Dig the corpsman's amphetamine stash--pre-packaged preinvasion courage. Dig the action in that barbed-wire enclosure--peons flying on a drug called LSD. Some of them screamed. Some wept. Some grinned like LSD was a blast. A case officer said John Stanton hatched the idea-- let's flood Cuba with this shit before we invade.
Langley co-signed the brainstorm. Langley embellished it: Let's induce mass hallucinations and stage the Second Coming of Christ!!!!! Langley found some suicidal actors. Langley dolled them up to look like J.C. Langley had them set to pre-invade Cuba, concurrent with the dope saturation.

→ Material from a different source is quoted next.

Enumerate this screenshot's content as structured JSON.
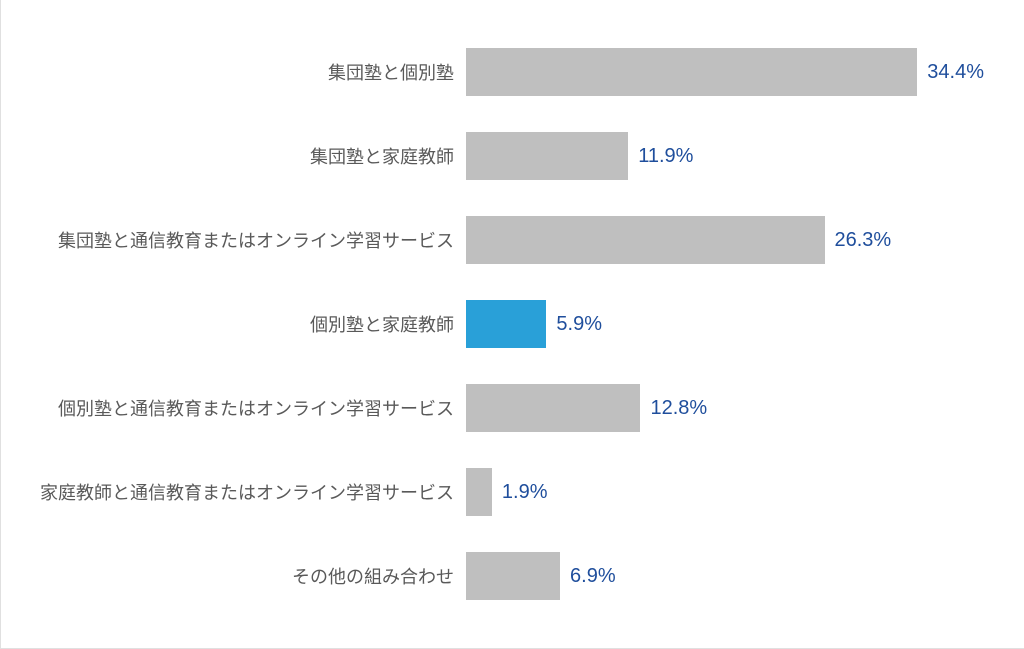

As Attorney General, Robert F. Kennedy went on the warpath against organised crime. This has always baffled me, because it's well-known that his father had long-standing connections to the underworld, and that the Mafia had in fact pulled strings to get JFK elected. Ellroy's characters don't seem to understand it any better. Ward Littell, fictional CIA agent, goes on his own anti-corruption initiative and captures the account books of a secret "pension fund" which was essentially used for loan-sharking. He finally -- after an appalling chain of violence and death -- gets his hands on the account books and interprets the code in which the entries are written.
Among the Teamster Central States Pension Fund lendees: Twenty-four U.S. senators, nine governors, 114 congressmen, Allen Dulles, Rafael Trujillo, Fulgencio Batista, Anastasio Somoza, Juan Perón, Nobel Prize researchers, drug-addicted movie stars, loan sharks, labor racketeers, union-busting factory owners, Palm Beach socialites, rogue entrepreneurs, French rightwing crackpots with extensive Algerian holdings, and sixty-seven unsolved homicide victims extrapolatable as Pension Fund deadbeats. 
 The chief cash conduit/lender was one Joseph P. Kennedy Sr. 
Vivid, gritty and dirty. There's not a single clean character in American Tabloid. No one has spotless hands, and few make it out of the book alive. Absolutely none of them is trustworthy, except perhaps James Ellroy, whose voice is always dead sure.